Os obstáculos institucionais e políticos foram apontados pelos bibliotecários como um bloqueio no relacionamento entre as diferentes bibliotecas públicas.

Estes obstáculos são fruto de rivalidades históricas e políticas entre os municípios, que têm vindo a dificultar a comunicação e a impossibilitar o entendimento entre os mesmos.

“Por outro lado, as bibliotecas públicas têm uma dimensão concelhia, são tuteladas por uma Câmara Municipal, a história do municipalismo em Portugal mostra que a cooperação entre câmaras não é algo fácil e portanto esse é um elemento dissuasor da cooperação”

(Entr.8)

A rivalidade e sobretudo a falta de hábito cooperativo condicionam não só o relacionamento entre municípios, mas também se manifestam internamente nas forma de comunicar dentro da estrutura organizacional. De acordo com os respondentes, as Autarquias apresentam manifestas lacunas ao nível da comunicação e da cooperação entre sectores e departamentos.

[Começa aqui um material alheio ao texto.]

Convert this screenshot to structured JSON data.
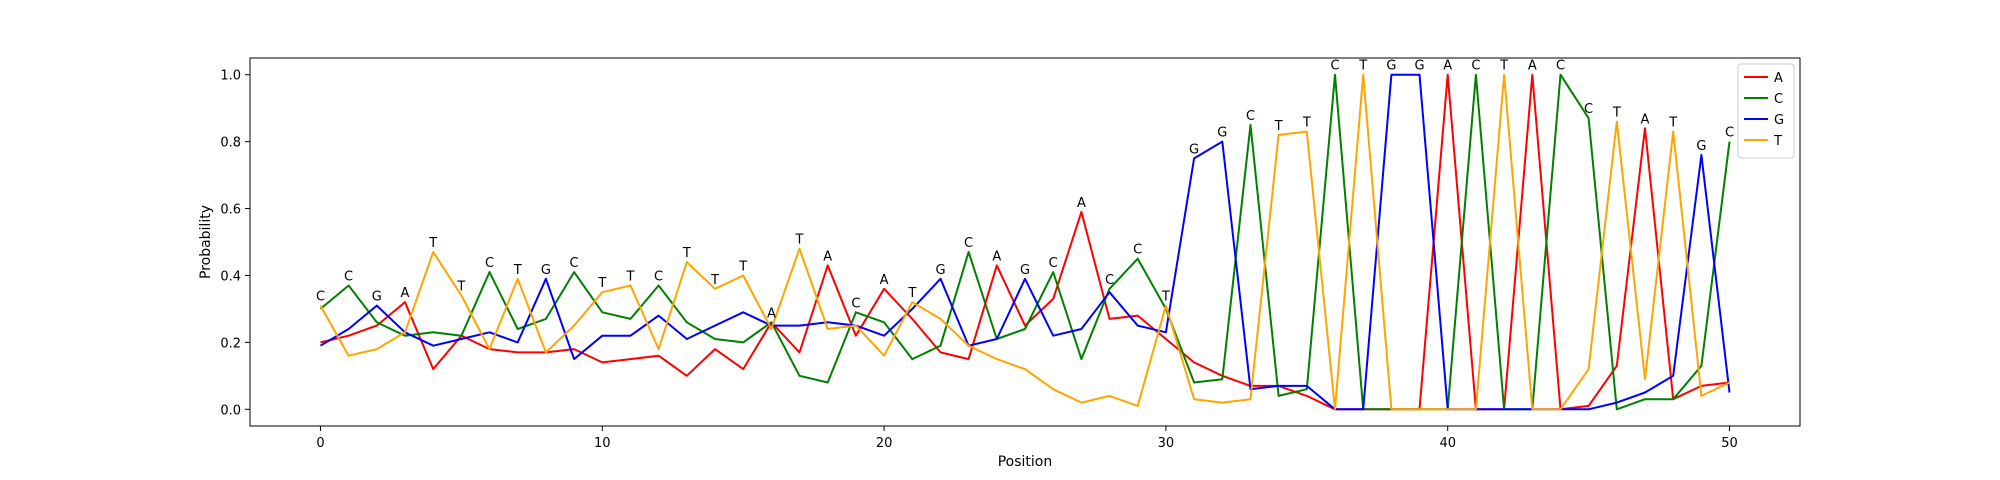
{
  "chart_data": {
    "type": "line",
    "xlabel": "Position",
    "ylabel": "Probability",
    "xlim": [
      -2.5,
      52.5
    ],
    "ylim": [
      -0.05,
      1.05
    ],
    "xticks": [
      0,
      10,
      20,
      30,
      40,
      50
    ],
    "yticks": [
      "0.0",
      "0.2",
      "0.4",
      "0.6",
      "0.8",
      "1.0"
    ],
    "grid": false,
    "legend_position": "top-right",
    "series": [
      {
        "name": "A",
        "color": "#ff0000",
        "values": [
          0.2,
          0.22,
          0.25,
          0.32,
          0.12,
          0.22,
          0.18,
          0.17,
          0.17,
          0.18,
          0.14,
          0.15,
          0.16,
          0.1,
          0.18,
          0.12,
          0.26,
          0.17,
          0.43,
          0.22,
          0.36,
          0.27,
          0.17,
          0.15,
          0.43,
          0.25,
          0.33,
          0.59,
          0.27,
          0.28,
          0.21,
          0.14,
          0.1,
          0.07,
          0.07,
          0.04,
          0.0,
          0.0,
          0.0,
          0.0,
          1.0,
          0.0,
          0.0,
          1.0,
          0.0,
          0.01,
          0.13,
          0.84,
          0.03,
          0.07,
          0.08
        ]
      },
      {
        "name": "C",
        "color": "#008000",
        "values": [
          0.3,
          0.37,
          0.26,
          0.22,
          0.23,
          0.22,
          0.41,
          0.24,
          0.27,
          0.41,
          0.29,
          0.27,
          0.37,
          0.26,
          0.21,
          0.2,
          0.26,
          0.1,
          0.08,
          0.29,
          0.26,
          0.15,
          0.19,
          0.47,
          0.21,
          0.24,
          0.41,
          0.15,
          0.36,
          0.45,
          0.3,
          0.08,
          0.09,
          0.85,
          0.04,
          0.06,
          1.0,
          0.0,
          0.0,
          0.0,
          0.0,
          1.0,
          0.0,
          0.0,
          1.0,
          0.87,
          0.0,
          0.03,
          0.03,
          0.13,
          0.8
        ]
      },
      {
        "name": "G",
        "color": "#0000ff",
        "values": [
          0.19,
          0.24,
          0.31,
          0.23,
          0.19,
          0.21,
          0.23,
          0.2,
          0.39,
          0.15,
          0.22,
          0.22,
          0.28,
          0.21,
          0.25,
          0.29,
          0.25,
          0.25,
          0.26,
          0.25,
          0.22,
          0.3,
          0.39,
          0.19,
          0.21,
          0.39,
          0.22,
          0.24,
          0.35,
          0.25,
          0.23,
          0.75,
          0.8,
          0.06,
          0.07,
          0.07,
          0.0,
          0.0,
          1.0,
          1.0,
          0.0,
          0.0,
          0.0,
          0.0,
          0.0,
          0.0,
          0.02,
          0.05,
          0.1,
          0.76,
          0.05
        ]
      },
      {
        "name": "T",
        "color": "#ffa500",
        "values": [
          0.31,
          0.16,
          0.18,
          0.23,
          0.47,
          0.34,
          0.18,
          0.39,
          0.17,
          0.25,
          0.35,
          0.37,
          0.18,
          0.44,
          0.36,
          0.4,
          0.24,
          0.48,
          0.24,
          0.25,
          0.16,
          0.32,
          0.27,
          0.19,
          0.15,
          0.12,
          0.06,
          0.02,
          0.04,
          0.01,
          0.31,
          0.03,
          0.02,
          0.03,
          0.82,
          0.83,
          0.0,
          1.0,
          0.0,
          0.0,
          0.0,
          0.0,
          1.0,
          0.0,
          0.0,
          0.12,
          0.86,
          0.09,
          0.83,
          0.04,
          0.08
        ]
      }
    ],
    "annotations": [
      "C",
      "C",
      "G",
      "A",
      "T",
      "T",
      "C",
      "T",
      "G",
      "C",
      "T",
      "T",
      "C",
      "T",
      "T",
      "T",
      "A",
      "T",
      "A",
      "C",
      "A",
      "T",
      "G",
      "C",
      "A",
      "G",
      "C",
      "A",
      "C",
      "C",
      "T",
      "G",
      "G",
      "C",
      "T",
      "T",
      "C",
      "T",
      "G",
      "G",
      "A",
      "C",
      "T",
      "A",
      "C",
      "C",
      "T",
      "A",
      "T",
      "G",
      "C"
    ]
  }
}
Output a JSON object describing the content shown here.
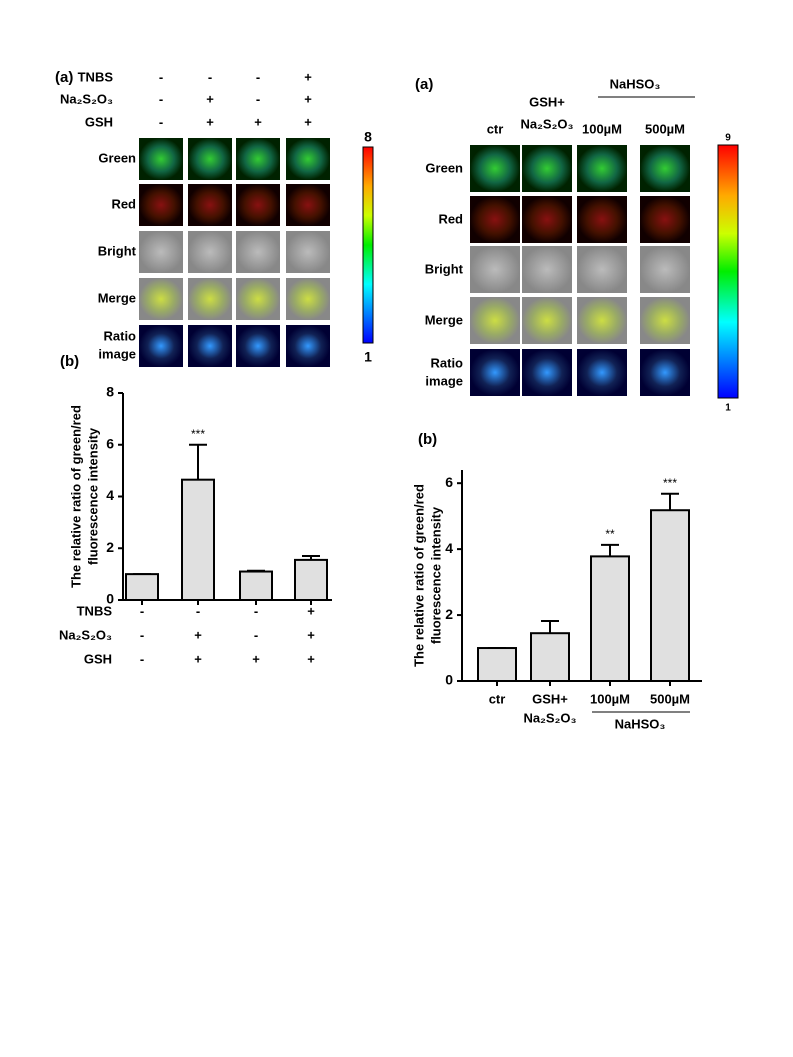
{
  "panels": [
    {
      "label": "(a)",
      "condition_rows": [
        {
          "name": "TNBS",
          "signs": [
            "-",
            "-",
            "-",
            "+"
          ]
        },
        {
          "name": "Na₂S₂O₃",
          "signs": [
            "-",
            "+",
            "-",
            "+"
          ]
        },
        {
          "name": "GSH",
          "signs": [
            "-",
            "+",
            "+",
            "+"
          ]
        }
      ],
      "rows": [
        "Green",
        "Red",
        "Bright",
        "Merge",
        [
          "Ratio",
          "image"
        ]
      ],
      "colorbar": {
        "max": 8,
        "min": 1
      }
    },
    {
      "label": "(a)",
      "columns": [
        "ctr",
        [
          "GSH+",
          "Na₂S₂O₃"
        ],
        "100µM",
        "500µM"
      ],
      "column_group": "NaHSO₃",
      "rows": [
        "Green",
        "Red",
        "Bright",
        "Merge",
        [
          "Ratio",
          "image"
        ]
      ],
      "colorbar": {
        "max": 9,
        "min": 1
      }
    }
  ],
  "chart_data": [
    {
      "type": "bar",
      "label": "(b)",
      "ylabel": [
        "The relative ratio of green/red",
        "fluorescence intensity"
      ],
      "condition_rows": [
        {
          "name": "TNBS",
          "signs": [
            "-",
            "-",
            "-",
            "+"
          ]
        },
        {
          "name": "Na₂S₂O₃",
          "signs": [
            "-",
            "+",
            "-",
            "+"
          ]
        },
        {
          "name": "GSH",
          "signs": [
            "-",
            "+",
            "+",
            "+"
          ]
        }
      ],
      "values": [
        1,
        4.65,
        1.1,
        1.55
      ],
      "errors": [
        0,
        1.35,
        0.03,
        0.15
      ],
      "annotations": [
        null,
        "***",
        null,
        null
      ],
      "color": "#e0e0e0",
      "ylim": [
        0,
        8
      ],
      "yticks": [
        0,
        2,
        4,
        6,
        8
      ]
    },
    {
      "type": "bar",
      "label": "(b)",
      "ylabel": [
        "The relative ratio of green/red",
        "fluorescence intensity"
      ],
      "categories": [
        "ctr",
        [
          "GSH+",
          "Na₂S₂O₃"
        ],
        "100µM",
        "500µM"
      ],
      "category_group": "NaHSO₃",
      "values": [
        1,
        1.45,
        3.78,
        5.18
      ],
      "errors": [
        0,
        0.37,
        0.35,
        0.5
      ],
      "annotations": [
        null,
        null,
        "**",
        "***"
      ],
      "color": "#e0e0e0",
      "ylim": [
        0,
        6.4
      ],
      "yticks": [
        0,
        2,
        4,
        6
      ]
    }
  ]
}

“As câmaras municipais não vêem esta questão como algo essencial. Existem câmaras que ainda não despertaram para a necessidade de ter uma biblioteca quanto mais para a necessidade de cooperar. Mesmo noutros sectores não existe cooperação e muitas vezes a informação tende a circular de forma ineficaz” (Entr.5)

Outro entrave relacionou-se com o excesso de burocracia que, em vez de agilizar processos e facilitar entendimentos, acaba por inviabilizar a concretização de possíveis parcerias.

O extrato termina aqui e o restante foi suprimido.